The main feature of generalized anxiety disorder (GAD) is excessive and difficult to control worrying. The content of worry is not confined to one particular thing but is more general and the worry-topic can move around from one theme to another. Worry is a chain of negative thoughts involving themes of threat or danger in the future. It usually consists of “what if..?• type questions and dwelling on the possibility of future harm and ways to prevent or avoid it.
In addition to the problem of excessive and uncontrollable worry, GAD consists of a minimum number of additional anxiety symptoms. At least three of the following symptoms should be present: restlessness, easily fatigued, difficulty concentrating, irritability, muscle tension, and sleep disturbance. Fewer than 3 symptoms may be present at times because GAD is worse during times of stress. Muscle tension and sleep disturbance are the most common symptoms.
Because worry is a feature of many types of psychological problem it is necessary to ensure that the worry is generalized and not linked solely to another anxiety disorder. For example, if worries concern acting in a way that is embarrassing and the person has social anxiety disorder and there are no other worry domains this is likely to be social anxiety rather than GAD.
In GAD the anxiety and worry causes significant impairment and distress and occurs more days than not for at least 6 months. If the worry and anxiety does not meet these criteria then sub-threshold GAD or GAD in partial remission may be an appropriate label.
Excessive anxiety and worry can occur as a result of certain medical conditions (e.g. hyperthyroidism) or the result of substance abuse or toxins. Heavy caffeine consumption can also produce anxiety symptoms such as restlessness, sweating, agitation and sleep disturbance. If you are suffering from excessive anxiety or worry it is sensible to reduce the use of non-prescription drugs and caffeine. You should consult with your doctor to rule-out any possible medical conditions that might be causing your symptoms.
Over the years different treatments for GAD have been tried and evaluated. The main ones have been: Anxiety Management, Behaviour Therapy, and Cognitive Behaviour Therapy.
Anxiety management therapies consist of learning methods to control anxiety such as relaxation, distraction and coping skills. Behaviour Therapy has typically involved structured relaxation training and application of relaxation to stressful situations. Cognitive Behaviour Therapy (CBT) consists of combinations of relaxation training and challenging negative thoughts and worries. The best of these treatments are behaviour therapy involving applied relaxation and CBT. Across studies applied relaxation leads to recovery rates of around 34 per cent. The combined recovery rates across CBT studies are around 46 per cent. However, there is a wide range across different studies.
These figures leave much room for improvement. One of the limitations of earlier treatments was a lack of an understanding of the underlying factors driving uncontrollable and excessive worry. At MCT-I we have been working on new treatment:-Metacognitive therapy (MCT) which is based on a tested model of the causes of pathological worrying. This treatment is brief and consists of identifying and challenging underlying beliefs about worry and learning new and more effective ways of relating to negative thoughts. This treatment has been shown to lead to recovery rates of 70-80 per cent.
Drug treatment has also been used in GAD. Early treatments consisted of benzodiazepines but it is generally agreed that these should not be used long term. In the short term they produce side effects of sedation and fatigue and in the long term are associated with problems of dependency. Antidepressants, specifically some of the Selective Serotonin Reuptake Inhibitors (SSRI’s) have been found to improve symptoms. However, evidence suggests they have a minor effect on worry which is a key aspect of the problem.
Metacognitive Therapy (MCT) or CBT is recommended as the first choice in treating GAD.
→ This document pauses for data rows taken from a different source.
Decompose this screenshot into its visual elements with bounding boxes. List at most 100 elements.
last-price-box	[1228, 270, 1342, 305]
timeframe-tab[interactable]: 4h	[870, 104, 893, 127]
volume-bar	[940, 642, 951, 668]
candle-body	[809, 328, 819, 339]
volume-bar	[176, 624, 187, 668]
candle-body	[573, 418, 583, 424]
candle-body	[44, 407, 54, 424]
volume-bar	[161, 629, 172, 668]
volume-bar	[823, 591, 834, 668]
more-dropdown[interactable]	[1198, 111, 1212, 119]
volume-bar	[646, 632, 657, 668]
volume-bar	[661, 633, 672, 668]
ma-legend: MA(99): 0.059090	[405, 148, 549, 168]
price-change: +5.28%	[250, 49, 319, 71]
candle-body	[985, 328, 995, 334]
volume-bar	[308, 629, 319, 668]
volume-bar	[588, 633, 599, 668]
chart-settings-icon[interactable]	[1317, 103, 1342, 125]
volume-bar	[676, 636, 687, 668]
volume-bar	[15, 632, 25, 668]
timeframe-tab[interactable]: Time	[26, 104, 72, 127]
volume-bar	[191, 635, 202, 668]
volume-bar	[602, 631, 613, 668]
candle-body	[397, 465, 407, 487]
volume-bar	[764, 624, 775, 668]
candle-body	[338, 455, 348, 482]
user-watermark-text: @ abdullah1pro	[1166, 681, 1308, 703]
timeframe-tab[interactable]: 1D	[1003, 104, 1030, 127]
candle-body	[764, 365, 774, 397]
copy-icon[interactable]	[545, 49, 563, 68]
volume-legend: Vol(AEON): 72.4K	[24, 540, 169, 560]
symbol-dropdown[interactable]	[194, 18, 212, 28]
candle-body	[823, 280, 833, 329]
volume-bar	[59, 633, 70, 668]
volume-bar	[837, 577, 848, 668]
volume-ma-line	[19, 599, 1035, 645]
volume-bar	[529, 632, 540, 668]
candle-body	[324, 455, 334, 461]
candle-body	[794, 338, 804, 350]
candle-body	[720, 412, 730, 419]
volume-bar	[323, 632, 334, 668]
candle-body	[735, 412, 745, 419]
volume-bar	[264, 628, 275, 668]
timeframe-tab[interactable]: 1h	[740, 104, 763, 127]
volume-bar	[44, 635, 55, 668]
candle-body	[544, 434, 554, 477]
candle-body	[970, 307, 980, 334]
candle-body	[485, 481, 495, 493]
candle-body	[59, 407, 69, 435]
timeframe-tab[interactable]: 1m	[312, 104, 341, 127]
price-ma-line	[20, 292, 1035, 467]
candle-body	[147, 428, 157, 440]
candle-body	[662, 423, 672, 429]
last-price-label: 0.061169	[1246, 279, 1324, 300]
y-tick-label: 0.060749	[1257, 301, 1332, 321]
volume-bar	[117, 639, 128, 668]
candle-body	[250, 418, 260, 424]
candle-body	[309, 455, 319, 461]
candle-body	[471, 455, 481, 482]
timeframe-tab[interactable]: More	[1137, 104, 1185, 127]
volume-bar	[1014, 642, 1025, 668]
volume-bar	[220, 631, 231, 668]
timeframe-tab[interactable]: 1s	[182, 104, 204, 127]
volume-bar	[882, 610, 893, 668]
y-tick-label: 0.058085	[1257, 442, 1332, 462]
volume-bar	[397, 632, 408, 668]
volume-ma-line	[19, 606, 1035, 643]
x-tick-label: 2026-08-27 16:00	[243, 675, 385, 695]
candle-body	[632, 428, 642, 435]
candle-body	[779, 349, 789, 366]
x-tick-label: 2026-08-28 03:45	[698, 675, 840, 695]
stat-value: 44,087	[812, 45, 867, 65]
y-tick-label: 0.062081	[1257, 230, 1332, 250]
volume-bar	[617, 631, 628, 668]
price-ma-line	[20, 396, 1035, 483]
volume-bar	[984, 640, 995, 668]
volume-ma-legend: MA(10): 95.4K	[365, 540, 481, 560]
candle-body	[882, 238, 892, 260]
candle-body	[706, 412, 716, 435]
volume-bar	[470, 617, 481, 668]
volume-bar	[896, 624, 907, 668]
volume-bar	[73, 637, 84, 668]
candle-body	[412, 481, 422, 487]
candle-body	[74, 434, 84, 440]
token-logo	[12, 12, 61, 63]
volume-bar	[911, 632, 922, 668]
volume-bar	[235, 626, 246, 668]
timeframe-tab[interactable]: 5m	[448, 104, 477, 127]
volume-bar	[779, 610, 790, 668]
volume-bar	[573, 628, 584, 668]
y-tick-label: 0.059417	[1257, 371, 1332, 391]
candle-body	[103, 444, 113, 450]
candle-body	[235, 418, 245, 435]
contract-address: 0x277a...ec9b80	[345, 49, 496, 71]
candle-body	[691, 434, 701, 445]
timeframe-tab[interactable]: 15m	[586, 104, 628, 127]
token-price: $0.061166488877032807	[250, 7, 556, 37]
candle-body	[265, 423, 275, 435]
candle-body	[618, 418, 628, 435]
Borkovec TD & Costello E (1993). Efficacy of applied relaxation and cognitive-behavioral therapy in the treatment of generalized anxiety disorder. Journal of Consulting and Clinical Psychology, 61, 611-619.
Fisher P (2006). The efficacy of psychological treatments for generalised anxiety disorder. In G C L Davey & A Wells (eds), Worry and its psychological disorders: Theory, assessment and treatment. Chichester, UK: Wiley (pp. 359-377).
Wells A (1997). Cognitive therapy of anxiety disorders: A practise manual and conceptual guide. Chichester, UK: Wiley. (Chapter 8-metacognitive therapy treatment manual for GAD).
Wells A (2008). Metacognitive Therapy for Anxiety and Depression. New York: Guilford Press.
Wells A & King P (2006) Metacognitive therapy for generalized anxiety disorder: An open trial. Journal of Behavior Therapy and Experimental Psychiatry, 37, 206-212.
Wells A et al (in preparation). Metacognitive therapy versus applied relaxation in the treatment of GAD: A randomized trial.